Nonlinear model predictive control (NMPC) is believed to play an important role in improving the quality and flexibility of the production of many chemical plants. More widespread application can be expected when systematic solutions are found for modeling large-scale nonlinear processes and for efficient solution of the dynamic optimization problems NMPC entails. The control parametrization approach to dynamic optimization solves the dynamic optimization problem as a nonlinear program using e.g. the sequential quadratic program (SQP) in the outer loop optimization problem. In the SQP approach, a reduced space quadratic program is set up based on a quasi-Newton method estimate of the Hessian. We propose, based on an investigation of the structure of the Hessian of the NMPC problem, a different Hessian update procedure: part of the Hessian is calculated explicitly and only the part that relates to the second derivatives of the dynamics is estimated using a Hessian update. The proposed method shows a large improvement in computational efficiency for a semi-large-scale poly-ethylene reactor NMPC problem with 27 states and 6 inputs with 15 parameters each.
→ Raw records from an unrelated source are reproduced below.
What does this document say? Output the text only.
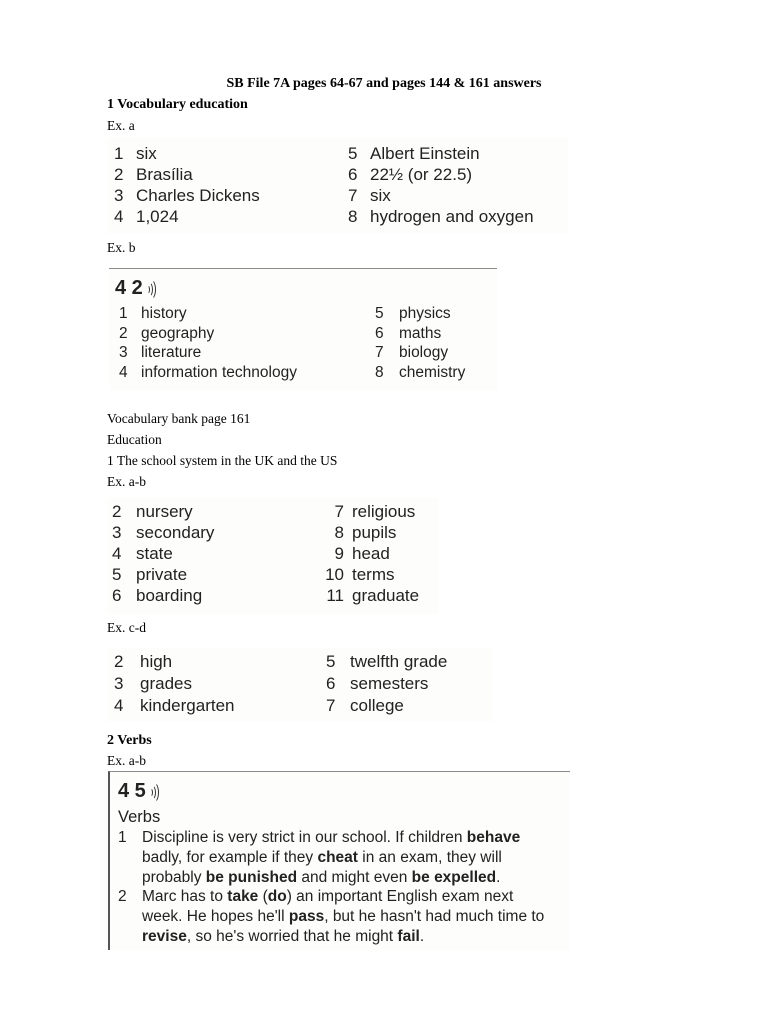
SB File 7A pages 64-67 and pages 144 & 161 answers
1 Vocabulary education
Ex. a
1 six
2 Brasília
3 Charles Dickens
4 1,024
5 Albert Einstein
6 22½ (or 22.5)
7 six
8 hydrogen and oxygen
Ex. b
4 2
1 history
2 geography
3 literature
4 information technology
5 physics
6 maths
7 biology
8 chemistry
Vocabulary bank page 161
Education
1 The school system in the UK and the US
Ex. a-b
2 nursery
3 secondary
4 state
5 private
6 boarding
7 religious
8 pupils
9 head
10 terms
11 graduate
Ex. c-d
2 high
3 grades
4 kindergarten
5 twelfth grade
6 semesters
7 college
2 Verbs
Ex. a-b
4 5
Verbs
1 Discipline is very strict in our school. If children behave
badly, for example if they cheat in an exam, they will
probably be punished and might even be expelled.
2 Marc has to take (do) an important English exam next
week. He hopes he'll pass, but he hasn't had much time to
revise, so he's worried that he might fail.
An Optimal Control Approach to Preventing Marine Diesel Engine Overloading Aboard Karel Doorman Class Frigates

Abstract The aim of this research is to analyse and find possible solutions for the occurence of diesel engine overloading aboard the Karel Doorman class frigates in high sea states and during acceleration. In this paper an H ∞ control approach is used to include the knowledge on the model, the disturbances and the performance criteria (disturbance suppression and preventing overloading) in the controller design in a systematic way. If only the fuel rack position is used for control, then the effect of wave disturbances on the shaft revolutions cannot be reduced significantly without causing overloading of the engine. The incorporation of a second control degree of freedom, the propeller pitch angle, makes it possible to meet all the control objectives. A constrained, time optimal control approach is taken to solve the servo problem, i.e. acceleration and deceleration of the vessel. The main benefit of this approach is that constraints on the operation of the propulsion plant, such as the overloading criterion, can be taken into account explicitly. The optimal controls derived from the constrained optimization are combined with the tracking controller in a reference model tracking configuration.

Market-Oriented Scheduling, Economic Optimization and Stochastic Constrained Control of Continuous Multi-Grade Chemical Processes

Abstract In this paper an approach for flexible production scheduling for continuous multi-grade chemical processes is proposed. The approach integrates the economics of production and of company-market interaction for single-machine multi-grade continuous processes. The resulting grade transitions are realized using a newly developed closed-loop stochastic MPC framework, that decomposes this task into a deterministic feed forward constrained trajectory optimization task and a stochastic feedback disturbance suppression task. The back-off used in the former is provided by the latter. The approach is demonstrated on a gas phase HDPE manufacturing plant.

Scheduling Continuous Multi-Product Processes in Compliance with Process Dynamics and Changing Market Conditions

Abstract Advanced process control and optimization is believed to be the key in enabling more flexible operation of continuous multi-product plants. A major benefit of increased operating flexibility is to be able to respond faster to changing market conditions. To investigate how this can be realized, we consider the problem of production scheduling in compliance with plant dynamics and changing market conditions. Plant dynamics are included via the introduction of transition tasks, the attributes of which can be calculated using dynamic optimization. A discretized description of company-market interaction is introduced which enables to include most relevant aspects of market behavior.